Honda Crossrunner ile ilk tanışmamın üzerinden 14 yıl geçtiğine inanmak zor. Nisan 2011'de, karmaşık duygularla Mallorca'ya indim. İlk basın fotoğrafları beni şüphelendirmişti – yeni Honda konsepti kağıt üstünde biraz ağır ve ağırkanlı görünüyordu. Ama hayatta çoğu zaman olduğu gibi, ilk izlenim yanıltıcıdır. Akdeniz sabah güneşinde, üs kampımızın otoparkında motosikleti gördüğümde her şey değişti. Daha ince, daha zarif, daha uyumlu. Sadece ön çaprazdan bakıldığında görünüm alışılması gereken bir şeydi – tasarımcıların gerçek bir V4 motoru bu yenilikçi crossover konseptine sığdırmak zorunda kalmasının bedeliydi.

Honda o zamanlar pragmatik bir yaklaşım benimsemişti. Pazarlama palavraları yoktu, efsanevi bir model geçmişine dayanılmıyordu – bunun yerine ayık bir pazar araştırmasının sonucuydu. Birçok kullanım amacını aynı anda karşılayan bir motosiklet olmalıydı. Her fırsatta farklı bir motosiklet garajdan çıkarma lüksüne sahip olmayanlar için bir hepsi bir arada çözüm.

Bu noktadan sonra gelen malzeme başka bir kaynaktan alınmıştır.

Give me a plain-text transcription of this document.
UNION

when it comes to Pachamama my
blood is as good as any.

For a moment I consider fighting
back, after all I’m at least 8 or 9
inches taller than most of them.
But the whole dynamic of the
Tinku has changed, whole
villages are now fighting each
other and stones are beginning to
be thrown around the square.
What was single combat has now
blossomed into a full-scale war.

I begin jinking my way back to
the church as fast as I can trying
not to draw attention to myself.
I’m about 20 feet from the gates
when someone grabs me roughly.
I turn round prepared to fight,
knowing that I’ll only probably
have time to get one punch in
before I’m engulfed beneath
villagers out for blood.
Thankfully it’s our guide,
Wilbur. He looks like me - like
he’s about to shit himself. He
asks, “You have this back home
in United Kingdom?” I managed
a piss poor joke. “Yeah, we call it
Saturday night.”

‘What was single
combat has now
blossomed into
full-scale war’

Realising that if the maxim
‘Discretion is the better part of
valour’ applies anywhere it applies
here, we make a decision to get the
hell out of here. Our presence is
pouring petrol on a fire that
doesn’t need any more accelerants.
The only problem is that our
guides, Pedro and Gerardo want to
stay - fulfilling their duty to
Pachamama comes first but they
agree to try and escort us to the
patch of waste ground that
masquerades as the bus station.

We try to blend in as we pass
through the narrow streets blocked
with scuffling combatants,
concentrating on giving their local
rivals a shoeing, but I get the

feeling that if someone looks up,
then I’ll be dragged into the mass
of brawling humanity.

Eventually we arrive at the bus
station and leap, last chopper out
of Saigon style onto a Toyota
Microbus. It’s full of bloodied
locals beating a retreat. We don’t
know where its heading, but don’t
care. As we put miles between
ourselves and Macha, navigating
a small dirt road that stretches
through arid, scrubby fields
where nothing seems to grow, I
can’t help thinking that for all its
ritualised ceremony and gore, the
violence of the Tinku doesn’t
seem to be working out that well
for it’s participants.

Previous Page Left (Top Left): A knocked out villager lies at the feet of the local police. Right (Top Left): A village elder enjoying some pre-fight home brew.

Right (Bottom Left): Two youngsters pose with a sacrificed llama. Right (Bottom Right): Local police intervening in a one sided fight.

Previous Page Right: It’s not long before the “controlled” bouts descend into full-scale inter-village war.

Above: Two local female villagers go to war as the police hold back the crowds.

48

Bu dürüstlük o zamanlar beni etkilemişti.

Ancak beni şaşırtan ve gerçekten etkileyen şey motor oldu. Kağıt üstünde 102 beygir gücüyle sıradan görünen bu V4, Mallorca'nın virajlı yollarında duygusal bir doruk noktasına dönüştü. Motor, dağ manzaralarında yürek burkan bir şekilde çığlık atarak, alçak devirlerden baş döndürücü 12.000 devire kadar uzanan bir devir bandına sahipti. Genellikle tek ya da çift silindirli motorların bulunduğu bir sınıfta, bu rafine dört silindirli motor en iyi anlamda tamamen farklıydı.

Mükemmel Denge: Crossrunner'ı Bu Kadar Özel Kılan Nedir?

O testten bugüne kadar aklımda kalan şey, motosikletin olağanüstü dengesiydi. Honda mühendisleri o zamanlar 120 rüzgar tüneli testi yapmış ve süspansiyon ile ergonomi ayarlarına sayısız saat harcamışlardı. Sonuç etkileyiciydi: Crossrunner ne dengesiz ne de ağır, tam o güven veren ve deneyimli sürücüleri hızlı yapan altın ortadaydı.

O zamanlar saatlerce Mallorca'nın çeşitlilik gösteren yollarında sürdük – dar köylerden, virajlı geçit yollarından, sahil boyunca. Her yerde Crossrunner kendinden emin bir izlenim bıraktı. ABS ile kombine edilmiş fren sistemi, Avrupa koşullarına iyi uyarlanmış süspansiyon, kontrol edilebilir oturma pozisyonu – tüm bunlar düşünceli, dengeli bir motosiklet sürdüğünüz hissini veriyordu. Gösterişli değil, ama sağlam ve her durumda güvenilir.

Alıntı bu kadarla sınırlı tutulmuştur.